The poor fiscal picture, in turn, will make it extremely difficult for Republicans and Democrats to agree on an infrastructure program, where there had once been bi-partisan support, let alone any changes in tax rates, either up or down. If anything, bickering over how to finance the federal budget imbalance is likely to intensify.
Nor are the midterm results likely to alter the current U.S. stance on trade with China. While the Democrats are now able to block President Trump on some economic initiatives, his stance on China is close to the views of many Democrats. Indeed, trade tensions are likely to increase next year. President Trump has warned China that the U.S. government is prepared to raise duties on Chinese goods from 10% to 20%-25%, and it will could eventually place duties on all Chinese imports if China does not accede to U.S. demands to open its markets.

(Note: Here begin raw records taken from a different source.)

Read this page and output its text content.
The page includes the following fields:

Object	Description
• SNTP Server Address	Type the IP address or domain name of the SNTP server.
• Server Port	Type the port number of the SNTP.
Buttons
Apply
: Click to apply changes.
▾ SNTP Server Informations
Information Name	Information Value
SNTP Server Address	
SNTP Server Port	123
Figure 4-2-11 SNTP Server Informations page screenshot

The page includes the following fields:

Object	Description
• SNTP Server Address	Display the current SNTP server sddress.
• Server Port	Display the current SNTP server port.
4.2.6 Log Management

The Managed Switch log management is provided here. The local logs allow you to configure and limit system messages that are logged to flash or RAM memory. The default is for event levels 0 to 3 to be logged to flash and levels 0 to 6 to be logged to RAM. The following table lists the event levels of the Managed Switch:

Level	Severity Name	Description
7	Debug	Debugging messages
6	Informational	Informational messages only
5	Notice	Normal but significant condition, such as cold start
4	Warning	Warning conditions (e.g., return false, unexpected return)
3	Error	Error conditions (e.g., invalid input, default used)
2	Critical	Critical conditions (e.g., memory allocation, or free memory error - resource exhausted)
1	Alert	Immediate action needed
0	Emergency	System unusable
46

On the political front, some commentators have tried to draw inferences about the midterm results for the upcoming presidential election in 2020. One take, for example, is that the Democratic Party achieved the “blue wave” it was seeking in the House of Representatives, as it achieved a net gain of 38 or 39 seats, one of the largest shifts during a midterm election. The counter-argument is that while Democrats have a decided advantage in the most populace states, Republicans control the majority of small and mid-sized states, which gives them an advantage in the electoral college.

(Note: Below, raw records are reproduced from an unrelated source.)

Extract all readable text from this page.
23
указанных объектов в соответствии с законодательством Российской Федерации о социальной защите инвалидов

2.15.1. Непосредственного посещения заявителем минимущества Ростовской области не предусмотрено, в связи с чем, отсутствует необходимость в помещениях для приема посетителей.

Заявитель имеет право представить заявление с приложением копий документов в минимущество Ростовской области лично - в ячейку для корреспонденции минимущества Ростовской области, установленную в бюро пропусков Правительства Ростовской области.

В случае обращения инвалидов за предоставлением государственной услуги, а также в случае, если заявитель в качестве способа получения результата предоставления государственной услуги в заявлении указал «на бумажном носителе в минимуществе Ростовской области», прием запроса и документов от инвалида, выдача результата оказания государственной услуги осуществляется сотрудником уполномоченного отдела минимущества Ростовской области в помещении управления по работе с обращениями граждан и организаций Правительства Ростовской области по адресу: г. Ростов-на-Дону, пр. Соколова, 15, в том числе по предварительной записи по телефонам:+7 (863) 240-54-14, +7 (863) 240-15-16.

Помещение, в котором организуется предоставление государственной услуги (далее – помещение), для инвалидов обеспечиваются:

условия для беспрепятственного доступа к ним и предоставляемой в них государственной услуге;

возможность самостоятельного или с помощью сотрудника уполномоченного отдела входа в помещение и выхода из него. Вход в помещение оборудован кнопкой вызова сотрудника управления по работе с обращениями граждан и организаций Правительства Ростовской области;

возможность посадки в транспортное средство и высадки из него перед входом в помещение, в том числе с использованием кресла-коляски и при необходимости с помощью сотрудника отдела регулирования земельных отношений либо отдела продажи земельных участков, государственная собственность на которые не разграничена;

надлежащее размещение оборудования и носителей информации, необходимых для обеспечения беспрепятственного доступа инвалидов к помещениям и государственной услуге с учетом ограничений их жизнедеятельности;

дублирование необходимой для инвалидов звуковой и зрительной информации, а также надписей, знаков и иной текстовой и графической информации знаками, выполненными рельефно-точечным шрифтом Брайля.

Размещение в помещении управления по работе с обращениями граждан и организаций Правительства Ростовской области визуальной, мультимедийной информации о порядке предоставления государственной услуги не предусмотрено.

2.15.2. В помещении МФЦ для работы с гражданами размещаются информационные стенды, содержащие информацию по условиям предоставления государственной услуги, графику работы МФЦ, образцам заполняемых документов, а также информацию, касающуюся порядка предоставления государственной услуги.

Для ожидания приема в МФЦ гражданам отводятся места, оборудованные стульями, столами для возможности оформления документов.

If history is any guide, the midterm election should not be taken as a reliable indicator of the ensuing presidential election. For example, Ronald Reagan, Bill Clinton, and Barrack Obama all went on to win a second term even though their party suffered significant losses in the midterm elections.

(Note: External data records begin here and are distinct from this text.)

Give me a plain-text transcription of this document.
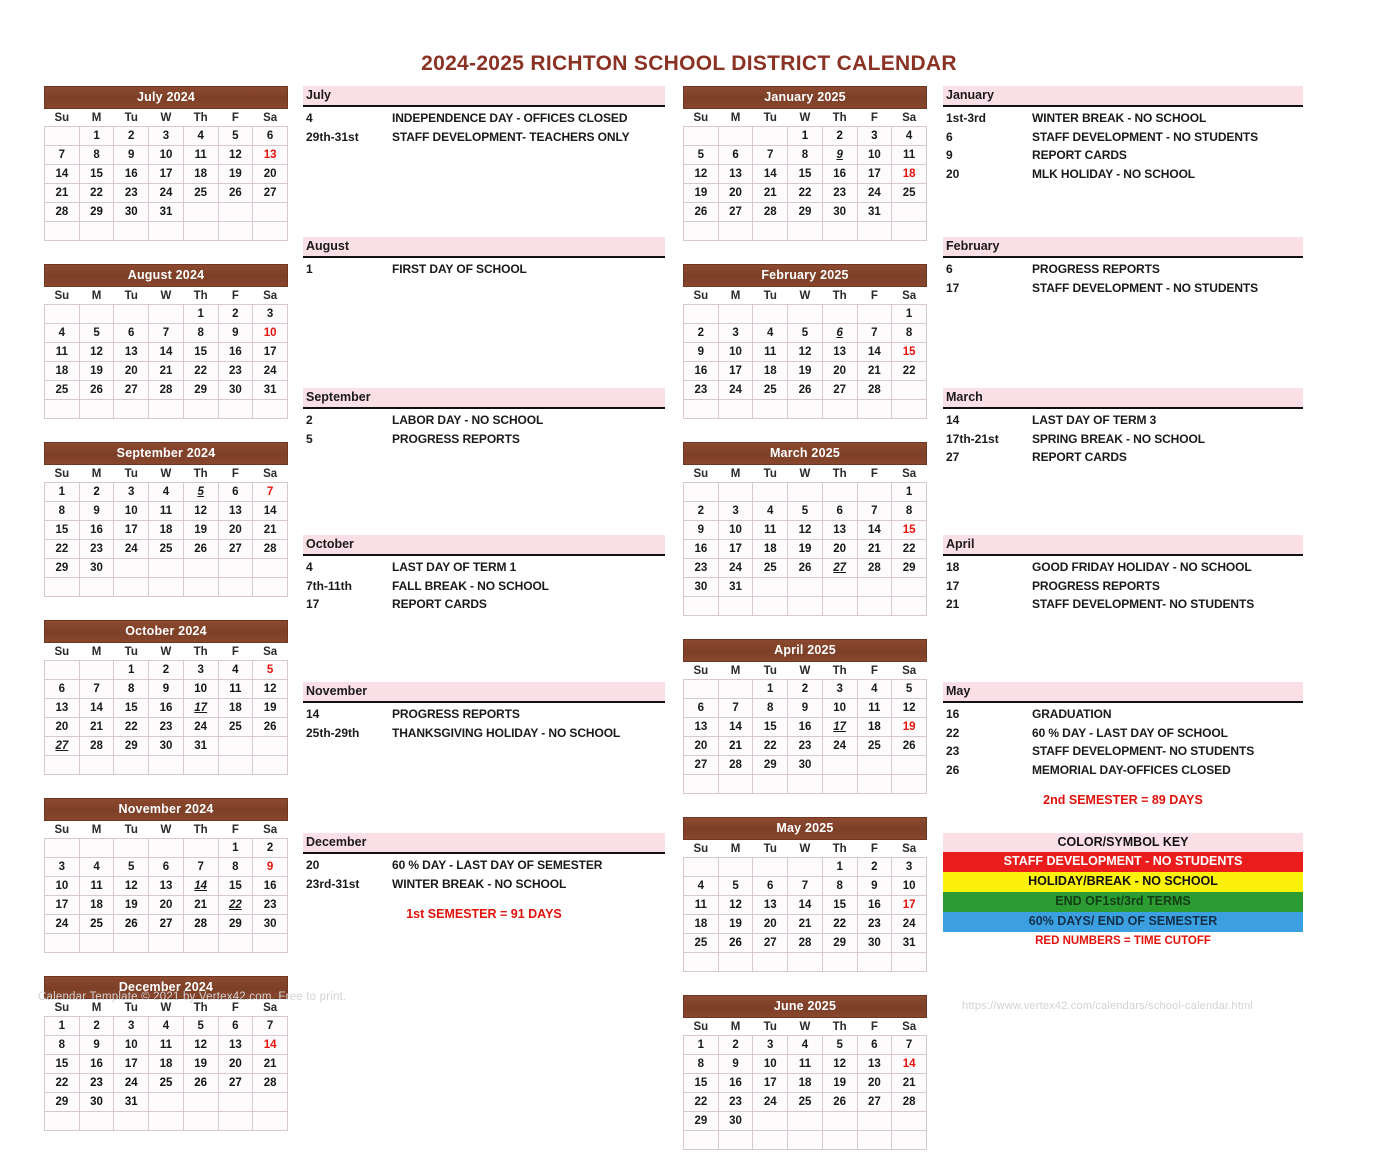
2024-2025 RICHTON SCHOOL DISTRICT CALENDAR
July 2024
Su	M	Tu	W	Th	F	Sa
	1	2	3	4	5	6
7	8	9	10	11	12	13
14	15	16	17	18	19	20
21	22	23	24	25	26	27
28	29	30	31			

August 2024
Su	M	Tu	W	Th	F	Sa
				1	2	3
4	5	6	7	8	9	10
11	12	13	14	15	16	17
18	19	20	21	22	23	24
25	26	27	28	29	30	31

September 2024
Su	M	Tu	W	Th	F	Sa
1	2	3	4	5	6	7
8	9	10	11	12	13	14
15	16	17	18	19	20	21
22	23	24	25	26	27	28
29	30					

October 2024
Su	M	Tu	W	Th	F	Sa
		1	2	3	4	5
6	7	8	9	10	11	12
13	14	15	16	17	18	19
20	21	22	23	24	25	26
27	28	29	30	31		

November 2024
Su	M	Tu	W	Th	F	Sa
					1	2
3	4	5	6	7	8	9
10	11	12	13	14	15	16
17	18	19	20	21	22	23
24	25	26	27	28	29	30

December 2024
Su	M	Tu	W	Th	F	Sa
1	2	3	4	5	6	7
8	9	10	11	12	13	14
15	16	17	18	19	20	21
22	23	24	25	26	27	28
29	30	31				

July
4	INDEPENDENCE DAY - OFFICES CLOSED
29th-31st	STAFF DEVELOPMENT- TEACHERS ONLY
August
1	FIRST DAY OF SCHOOL
September
2	LABOR DAY - NO SCHOOL
5	PROGRESS REPORTS
October
4	LAST DAY OF TERM 1
7th-11th	FALL BREAK - NO SCHOOL
17	REPORT CARDS
November
14	PROGRESS REPORTS
25th-29th	THANKSGIVING HOLIDAY - NO SCHOOL
December
20	60 % DAY - LAST DAY OF SEMESTER
23rd-31st	WINTER BREAK - NO SCHOOL
1st SEMESTER = 91 DAYS
January 2025
Su	M	Tu	W	Th	F	Sa
			1	2	3	4
5	6	7	8	9	10	11
12	13	14	15	16	17	18
19	20	21	22	23	24	25
26	27	28	29	30	31	

February 2025
Su	M	Tu	W	Th	F	Sa
						1
2	3	4	5	6	7	8
9	10	11	12	13	14	15
16	17	18	19	20	21	22
23	24	25	26	27	28	

March 2025
Su	M	Tu	W	Th	F	Sa
						1
2	3	4	5	6	7	8
9	10	11	12	13	14	15
16	17	18	19	20	21	22
23	24	25	26	27	28	29
30	31					

April 2025
Su	M	Tu	W	Th	F	Sa
		1	2	3	4	5
6	7	8	9	10	11	12
13	14	15	16	17	18	19
20	21	22	23	24	25	26
27	28	29	30			

May 2025
Su	M	Tu	W	Th	F	Sa
				1	2	3
4	5	6	7	8	9	10
11	12	13	14	15	16	17
18	19	20	21	22	23	24
25	26	27	28	29	30	31

June 2025
Su	M	Tu	W	Th	F	Sa
1	2	3	4	5	6	7
8	9	10	11	12	13	14
15	16	17	18	19	20	21
22	23	24	25	26	27	28
29	30					

January
1st-3rd	WINTER BREAK - NO SCHOOL
6	STAFF DEVELOPMENT - NO STUDENTS
9	REPORT CARDS
20	MLK HOLIDAY - NO SCHOOL
February
6	PROGRESS REPORTS
17	STAFF DEVELOPMENT - NO STUDENTS
March
14	LAST DAY OF TERM 3
17th-21st	SPRING BREAK - NO SCHOOL
27	REPORT CARDS
April
18	GOOD FRIDAY HOLIDAY - NO SCHOOL
17	PROGRESS REPORTS
21	STAFF DEVELOPMENT- NO STUDENTS
May
16	GRADUATION
22	60 % DAY - LAST DAY OF SCHOOL
23	STAFF DEVELOPMENT- NO STUDENTS
26	MEMORIAL DAY-OFFICES CLOSED
2nd SEMESTER = 89 DAYS
COLOR/SYMBOL KEY
STAFF DEVELOPMENT - NO STUDENTS
HOLIDAY/BREAK - NO SCHOOL
END OF1st/3rd TERMS
60% DAYS/ END OF SEMESTER
RED NUMBERS = TIME CUTOFF
Calendar Template © 2021 by Vertex42.com. Free to print.
https://www.vertex42.com/calendars/school-calendar.html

Normally, the outcome of presidential elections is determined by how well the economy fares in the run-up to the election: Recall the slogan during the Clinton era was “It’s the economy, stupid!" Although President Trump focused on immigration and border control in the midterms to solidify the Republican base, his re-election chances in 2020 will hinge on whether the economy continues to grow at a healthy clip or slows considerably. Thus, the prospects for Trump being re-elected would decline considerably if the U.S. economy were to slip into recession in late 2019 or the first half of 2020.
My take is the economy will continue to expand at a 3% pace into the first part of 2019, supported by strong consumer spending, which should provide support for the stock market in the near term. However, an economic slowdown is likely in the second half as the impact of tax cuts fade. Thus far, it is still too early to see a discernable effect of increased tariffs on the U.S. economy, but they are beginning to slow China’s economy, which will affect emerging economies that are suppliers to China. Moreover, as noted earlier, the likelihood is that the trade war will escalate further next year.
One of the key issue for investors is how long the current high profit margins can be sustained. They have recently climbed to a record of 11.5% as a result of rapid earnings growth and the corporate tax rate cuts enacted at the end of last year (See Figure 1). Going forward, however, margins will be under pressure owing to rising wages, higher interest rates and a strong dollar. Accordingly, profit growth next year is expected to slow considerably from the 20%+ pace this year. The growing uncertainty about the earnings outlook, in turn, is a major factor behind the stock market’s heightened volatility of late, and it could be a precursor of what’s in store for 2019.